A reaffirmation agreement is an agreement between a chapter 7 debtor and a creditor that the debtor will pay all or a portion of the money owed, even though the debtor has filed bankruptcy. In return, the creditor promises that, as long as payments are made, the creditor will not repossess or take back its collateral. This means that the debtor will remain personally liable on that debt. See also Bankruptcy Basics – The Chapter 7 Discharge.

Authority:

Local Rule 4008-1 sets forth requirements for reaffirmation agreements in this court. Usually the filing of a reaffirmation agreement doesn’t require any notice, hearing or order, unless:

a. The debtor is not represented by an attorney in his or her bankruptcy case (but if you have a lawyer and he or she doesn’t sign your reaffirmation agreement the court will set a hearing);

b. The reaffirmation agreement shows that the debtor’s expenses are larger than the debtor’s income and the court decides a hearing is necessary. If the reaffirmation agreement does not include the required explanation why the debtor feels he or she can make the payments the court will usually set the matter for a hearing.

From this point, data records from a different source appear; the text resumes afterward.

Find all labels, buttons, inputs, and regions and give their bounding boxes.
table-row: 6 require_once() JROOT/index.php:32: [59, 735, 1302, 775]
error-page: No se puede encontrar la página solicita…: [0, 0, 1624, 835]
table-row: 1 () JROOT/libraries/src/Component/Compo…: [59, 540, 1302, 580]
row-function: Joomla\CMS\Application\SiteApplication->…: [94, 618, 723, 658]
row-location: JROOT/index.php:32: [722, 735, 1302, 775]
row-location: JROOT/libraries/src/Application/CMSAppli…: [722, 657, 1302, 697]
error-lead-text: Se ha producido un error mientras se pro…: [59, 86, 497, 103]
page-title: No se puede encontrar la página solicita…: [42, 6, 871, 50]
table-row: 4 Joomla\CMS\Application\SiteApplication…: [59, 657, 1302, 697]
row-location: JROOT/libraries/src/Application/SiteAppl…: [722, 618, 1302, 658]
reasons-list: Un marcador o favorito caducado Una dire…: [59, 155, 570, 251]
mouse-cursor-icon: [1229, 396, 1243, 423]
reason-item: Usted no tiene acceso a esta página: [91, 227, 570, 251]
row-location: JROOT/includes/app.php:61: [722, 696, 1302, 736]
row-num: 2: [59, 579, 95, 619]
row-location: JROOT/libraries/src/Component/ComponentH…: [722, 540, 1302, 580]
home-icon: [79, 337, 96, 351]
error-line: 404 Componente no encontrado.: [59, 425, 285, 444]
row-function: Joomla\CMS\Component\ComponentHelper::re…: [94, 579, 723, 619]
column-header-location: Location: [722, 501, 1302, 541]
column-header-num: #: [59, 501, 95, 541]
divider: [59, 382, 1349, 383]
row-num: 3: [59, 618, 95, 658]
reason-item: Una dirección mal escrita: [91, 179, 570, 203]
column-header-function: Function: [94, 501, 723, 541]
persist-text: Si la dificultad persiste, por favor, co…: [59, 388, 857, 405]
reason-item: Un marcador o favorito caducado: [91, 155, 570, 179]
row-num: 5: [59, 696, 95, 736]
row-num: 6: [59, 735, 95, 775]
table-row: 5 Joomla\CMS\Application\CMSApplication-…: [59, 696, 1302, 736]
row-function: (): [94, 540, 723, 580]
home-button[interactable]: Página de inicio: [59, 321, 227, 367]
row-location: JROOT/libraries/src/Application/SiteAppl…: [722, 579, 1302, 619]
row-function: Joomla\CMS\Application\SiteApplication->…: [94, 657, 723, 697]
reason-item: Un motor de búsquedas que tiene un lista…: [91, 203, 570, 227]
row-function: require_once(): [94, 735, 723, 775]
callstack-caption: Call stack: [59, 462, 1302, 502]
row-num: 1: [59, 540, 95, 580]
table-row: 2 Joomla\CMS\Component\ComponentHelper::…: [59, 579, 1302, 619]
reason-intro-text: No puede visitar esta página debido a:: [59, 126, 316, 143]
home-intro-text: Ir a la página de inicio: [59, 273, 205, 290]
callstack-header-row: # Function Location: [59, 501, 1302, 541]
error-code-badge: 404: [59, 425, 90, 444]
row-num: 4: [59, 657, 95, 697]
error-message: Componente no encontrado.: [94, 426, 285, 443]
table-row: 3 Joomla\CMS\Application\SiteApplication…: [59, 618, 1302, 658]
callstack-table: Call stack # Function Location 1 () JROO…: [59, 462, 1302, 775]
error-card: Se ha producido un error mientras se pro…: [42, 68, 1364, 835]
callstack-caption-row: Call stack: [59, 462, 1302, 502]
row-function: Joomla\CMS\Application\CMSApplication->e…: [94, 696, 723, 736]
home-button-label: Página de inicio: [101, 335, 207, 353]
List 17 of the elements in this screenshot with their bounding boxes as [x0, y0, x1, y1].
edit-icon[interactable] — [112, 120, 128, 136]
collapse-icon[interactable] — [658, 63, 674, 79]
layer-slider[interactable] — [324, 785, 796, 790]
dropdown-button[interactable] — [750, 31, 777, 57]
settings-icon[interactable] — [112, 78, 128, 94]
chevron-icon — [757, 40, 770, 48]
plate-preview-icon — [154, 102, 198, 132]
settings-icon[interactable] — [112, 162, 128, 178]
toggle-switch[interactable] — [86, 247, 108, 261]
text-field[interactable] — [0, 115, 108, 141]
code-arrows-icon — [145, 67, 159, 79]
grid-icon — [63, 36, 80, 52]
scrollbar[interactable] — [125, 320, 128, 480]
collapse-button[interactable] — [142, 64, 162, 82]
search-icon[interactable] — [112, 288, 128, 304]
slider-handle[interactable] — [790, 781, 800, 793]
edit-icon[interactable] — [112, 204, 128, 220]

An attorney who files a petition on behalf of a debtor must also represent the debtor during the negotiation and filing of any reaffirmation agreement, whether or not the attorney has charged the debtor a fee that includes representation for the reaffirmation. Further, the attorney must appear at any hearings set on the reaffirmation agreement [refer to Local Rule 4008-1(D), Duties of Debtor's Counsel]. Reaffirmation agreements must contain the original (scanned) signatures of all required parties (the debtor(s), the creditor and, if the debtor is represented by a lawyer, the lawyer). If the reaffirmation agreement is missing any of the required information or signatures, it is possible the court will not approve the reaffirmation agreement or the court will set a hearing.

Reaffirmation Agreements filed in pro se debtor cases (meaning the debtor is not represented by an attorney) will always be scheduled for a hearing to make sure the debtor understands what are the consequences of a reaffirmation agreement, that the agreement is voluntary, and to determine whether the debtor has the ability to maintain payments on the debt being reaffirmed and/or whether the reaffirmation agreement is in the debtor’s best interest.

All judges permit debtors appearing pro se to appear by telephone for hearings on reaffirmation agreements. Please check the assigned judge’s web page for additional information regarding telephonic appearances.

Forms:

A Reaffirmation Agreement must be filed using Official Bankruptcy Form Reaffirmation Agreememt Cover Sheet and other Reaffirmation Agreement Form(s), when applicable.